Мономах нерешительно мял в руках салфетку.
— Владимир Всеволодович, по-моему, я имею на это право, — добавила Алла, видя его сомнения. — Не можете же вы требовать, чтобы я вслепую отправлялась к какому-то там горе-эскулапу! Разве не лучше, если я буду в курсе всего? Тогда я смогу вести себя естественно и выяснить все, что вам нужно!
— Ну хорошо, — согласился Мономах. — Честно говоря, я и не рассчитывал, что вы не станете задавать вопросы, просто…
— Просто вы боялись, что я не пойму ваших мотивов? Бросьте, мы же не первый день знакомы: я успела привыкнуть, что вы постоянно ввязываетесь в истории!
— Помните, я рассказывал вам об одной пациентке, которая вылезла в окно и сорвалась с крыши?
— Конечно, — кивнула Алла. — У нее еще имя было такое красивое — Калерия, верно?
— Точно.
Глубоко вздохнув, Мономах начал свой рассказ. По мере того как он говорил, лицо Аллы все больше мрачнело. Когда Мономах закончил, она некоторое время молчала.
— Ну что скажете, Алла Гурьевна? — первым нарушил тишину Мономах. — Вы согласны посетить этого Давида Губермана?
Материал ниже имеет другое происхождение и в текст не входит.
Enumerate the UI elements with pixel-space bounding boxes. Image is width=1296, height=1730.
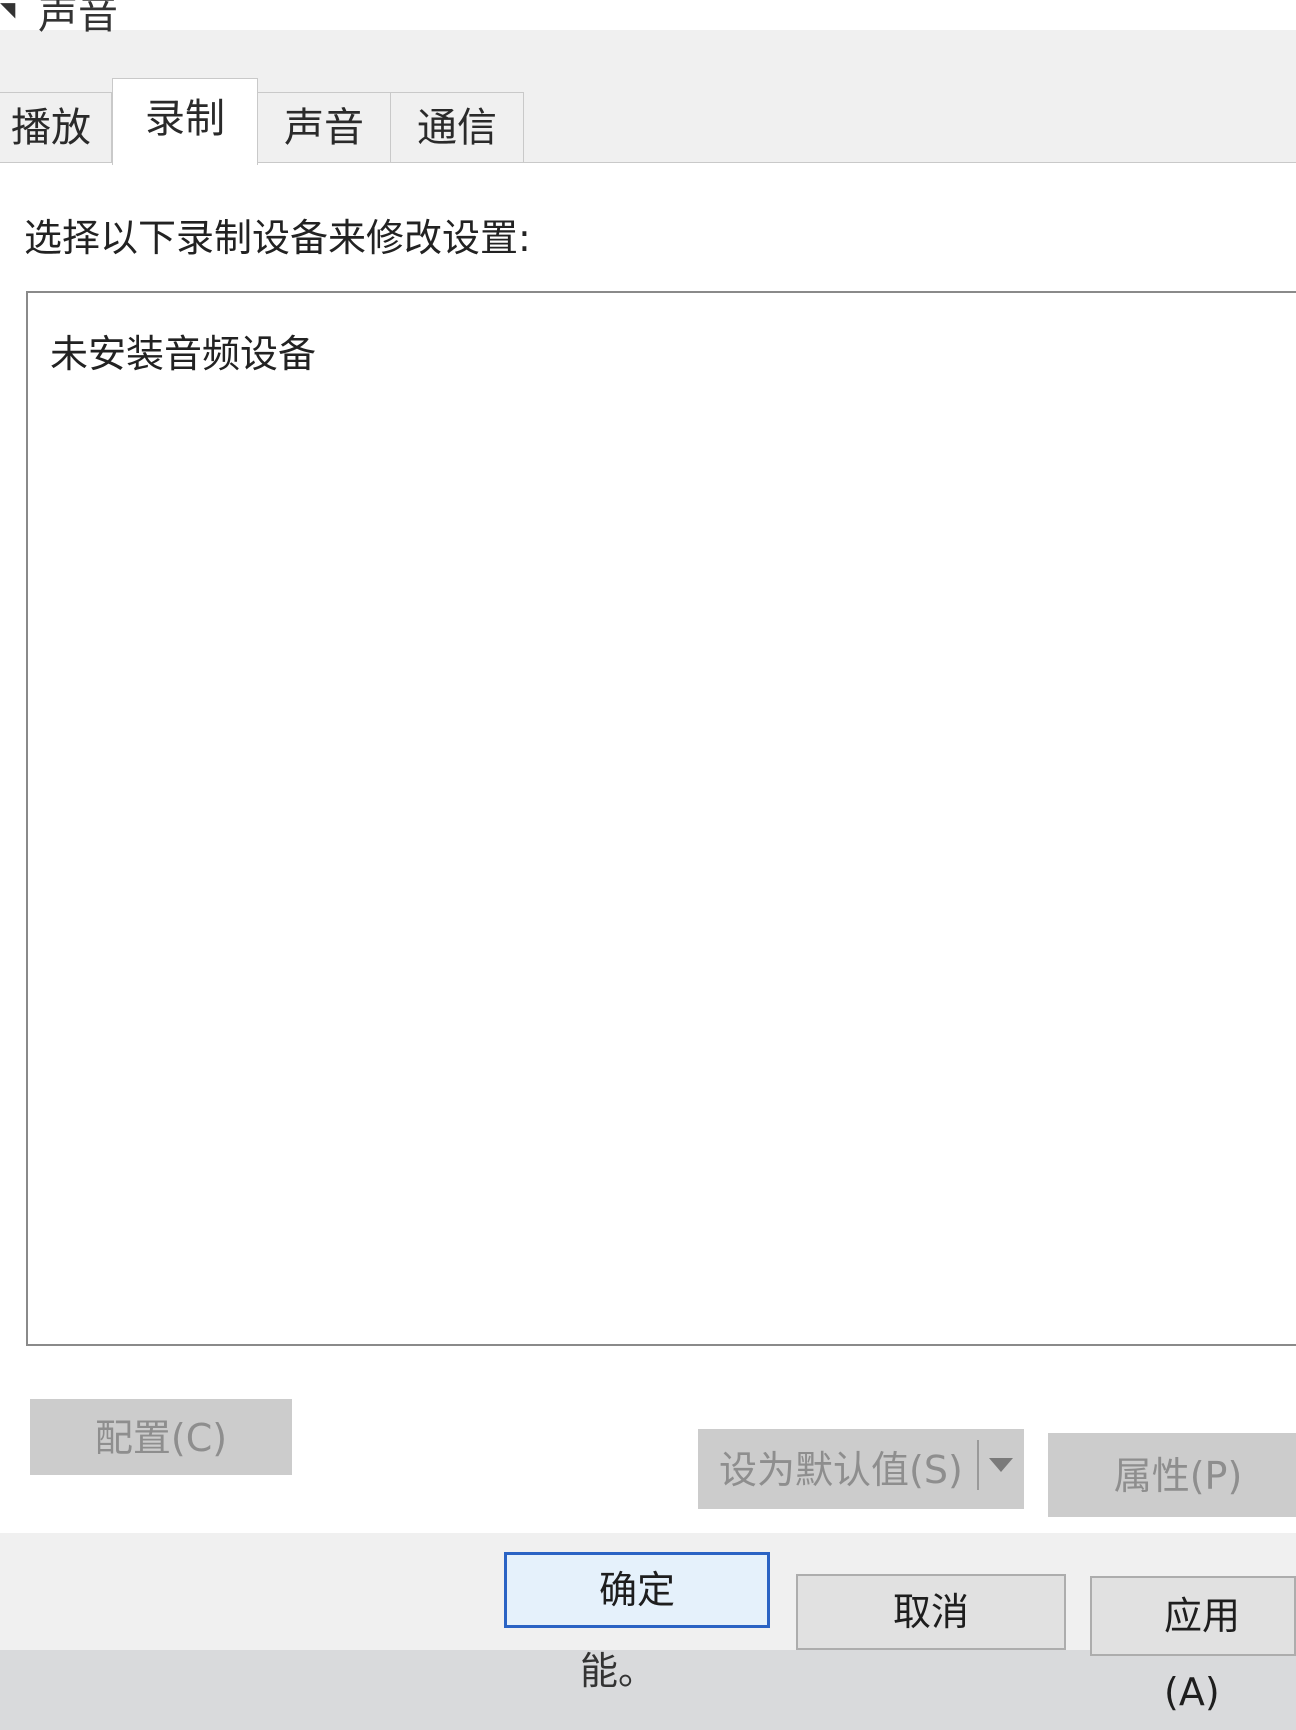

— Я-то согласна, — заговорила Алла, едва сдерживаясь, — только вот, Владимир Всеволодович, честное слово, если бы вы только что не избавили меня от боли, я… я бы вас просто-напросто задушила!
Мономах непонимающе уставился на нее. Его круглые серо-голубые глаза походили на чайные блюдца.
— Я что-то не совсем… — начал он.
— Если бы вы раньше рассказали мне все, — перебила Алла, — знаете, сколько времени мы бы сэкономили?!
— Какого времени?
— Моего времени, Владимир Всеволодович, моего и моих сотрудников!
— Да вы можете выражаться яснее, в конце концов?!
— Я сейчас веду дело, в котором… Короче, после ваших слов я вижу определенное сходство между вашей пациенткой и моей жертвой. Почему вы и Гурнов не связались со мной, когда узнали о наличии в организме вашей балерины нейротоксина?!
— Погодите, но откуда я мог знать о вашей проблеме, ведь вы ничего мне не говорили! — развел руками Мономах. — Если бы в деле Куликовой обнаружился криминальный след, я бы обязательно вам сообщил, но то, что Калерия принимала какой-то препарат — возможно, незарегистрированный, — еще не говорит о преступлении! Потому-то мне и необходима ваша помощь, понимаете?
Мономах прав, он не обязан был рассказывать о том, что случилось с юной балериной, ведь он понятия не имел, какое дело расследует ее группа! Имела ли Алла право сердиться?